What others say about your brand is much more powerful than what you say about it yourself. That’s why publicity in general is more effective than advertising. And why, over the past two decades, public relations has eclipsed advertising as the most effective force in branding.

Yet for years public relations has been treated as a secondary function to advertising. PR people even used to measure their successes in terms of advertising space. Publicity stories were converted into equivalent advertising expenditures.

Even worse, marketing strategies were usually formulated first into advertising slogans. Then the public relations people were asked to reinforce the advertising by creating PR programs to communicate those slogans.

Not anymore. Today brands are built with publicity and maintained with advertising. The cart is now driving the horse.

So why hasn’t the ascendancy of PR made news in the media? Why are public relations departments in most companies still subservient to advertising departments? Why are nine of the top ten public relations firms still owned by advertising agencies instead of vice versa?

Why have the media ignored the biggest news story in marketing?

It’s the grass phenomenon. Nobody ever notices the grass growing or pays attention to a trend that is slow in developing.

Take facsimile, for example. Over the past two decades, the facsimile has become an indispensable part of every company’s communication portfolio. Americans will send 65 billion pages of faxes this year, more than 230 per person. And 50 percent of all international telephone calls are now fax calls.

Yet we don’t remember a single article in any of the major management publications on the rise of facsimile. It happened too slowly.

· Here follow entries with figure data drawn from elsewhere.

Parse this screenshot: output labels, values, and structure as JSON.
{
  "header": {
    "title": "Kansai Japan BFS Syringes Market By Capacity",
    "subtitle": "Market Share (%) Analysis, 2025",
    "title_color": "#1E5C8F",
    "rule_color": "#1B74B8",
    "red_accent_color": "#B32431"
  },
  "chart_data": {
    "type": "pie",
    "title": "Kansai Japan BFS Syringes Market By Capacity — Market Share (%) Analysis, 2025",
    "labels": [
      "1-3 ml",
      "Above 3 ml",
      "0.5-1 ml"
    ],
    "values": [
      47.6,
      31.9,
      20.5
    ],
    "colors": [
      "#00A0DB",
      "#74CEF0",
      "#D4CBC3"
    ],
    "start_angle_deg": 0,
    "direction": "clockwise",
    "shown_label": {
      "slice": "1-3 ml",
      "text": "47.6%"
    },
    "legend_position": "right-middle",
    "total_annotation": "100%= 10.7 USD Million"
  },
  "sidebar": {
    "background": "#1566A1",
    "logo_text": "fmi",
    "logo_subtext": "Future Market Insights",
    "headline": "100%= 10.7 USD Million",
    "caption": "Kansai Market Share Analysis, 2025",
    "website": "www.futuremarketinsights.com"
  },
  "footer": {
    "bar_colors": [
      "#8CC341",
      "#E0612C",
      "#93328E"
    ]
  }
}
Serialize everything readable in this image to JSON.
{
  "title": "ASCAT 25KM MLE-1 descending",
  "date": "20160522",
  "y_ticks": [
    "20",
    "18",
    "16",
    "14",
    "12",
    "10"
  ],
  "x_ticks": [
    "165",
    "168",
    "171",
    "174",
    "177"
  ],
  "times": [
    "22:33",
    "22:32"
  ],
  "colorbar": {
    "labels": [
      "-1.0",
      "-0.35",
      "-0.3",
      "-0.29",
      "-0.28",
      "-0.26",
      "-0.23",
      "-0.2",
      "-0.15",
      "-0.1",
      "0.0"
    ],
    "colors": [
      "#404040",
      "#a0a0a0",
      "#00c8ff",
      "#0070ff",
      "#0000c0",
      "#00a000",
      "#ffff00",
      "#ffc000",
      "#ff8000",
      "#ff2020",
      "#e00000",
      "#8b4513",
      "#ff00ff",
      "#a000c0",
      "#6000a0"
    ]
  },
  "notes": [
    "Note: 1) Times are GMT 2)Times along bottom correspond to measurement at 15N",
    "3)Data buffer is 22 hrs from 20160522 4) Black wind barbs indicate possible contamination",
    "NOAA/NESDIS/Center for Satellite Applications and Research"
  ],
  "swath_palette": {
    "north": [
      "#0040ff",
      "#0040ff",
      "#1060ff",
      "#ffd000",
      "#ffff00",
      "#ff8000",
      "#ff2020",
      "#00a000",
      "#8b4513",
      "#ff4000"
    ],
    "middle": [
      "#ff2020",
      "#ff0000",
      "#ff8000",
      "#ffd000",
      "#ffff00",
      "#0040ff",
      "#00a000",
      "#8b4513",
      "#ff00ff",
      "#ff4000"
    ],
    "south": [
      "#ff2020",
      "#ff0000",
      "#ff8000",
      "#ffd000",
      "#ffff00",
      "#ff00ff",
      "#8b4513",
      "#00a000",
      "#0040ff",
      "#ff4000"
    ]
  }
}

On the other hand, the opposite is true of the Internet. The rise of the Internet happened so quickly that it created a blaze of publicity, as did the rapid fall of Internet stocks.

Advertising executives in particular are inclined to slight public relations. “If the advertising is brilliant, the PR will fall out of that,” said one particularly brilliant advertising executive recently.

But what works in branding today is publicity, not advertising. This is especially true in the high-tech field. All of the big global marketing powerhouses—Microsoft, Intel, Dell, Compaq, Gateway, Oracle, Cisco, SAP, and Sun Microsystems—were first created in the pages of The Wall Street Journal, Business Week, Forbes, and Fortune. By publicity, not by advertising.

Years ago we worked with Lotus Development Corp. on branding strategy for Lotus Notes. The essence of the strategy was the promotion of Notes as “the first successful groupware product.” With, of course, the emphasis on “groupware.”

This idea caught on like crazy with the media, which ran story after story on the new groupware concept. Yet typically the Lotus advertising people ignored the groupware idea in favor of nonsensical advertising pabulum.

It didn’t matter because public relations is more important than advertising. As a result of the publicity program, Notes became an enormous success and ultimately IBM paid the astounding price of $3.5 billion for Lotus Development Corp.

Most companies develop their branding strategies as if advertising were their primary communications vehicle. They’re wrong. Strategy should be developed first from a publicity point of view.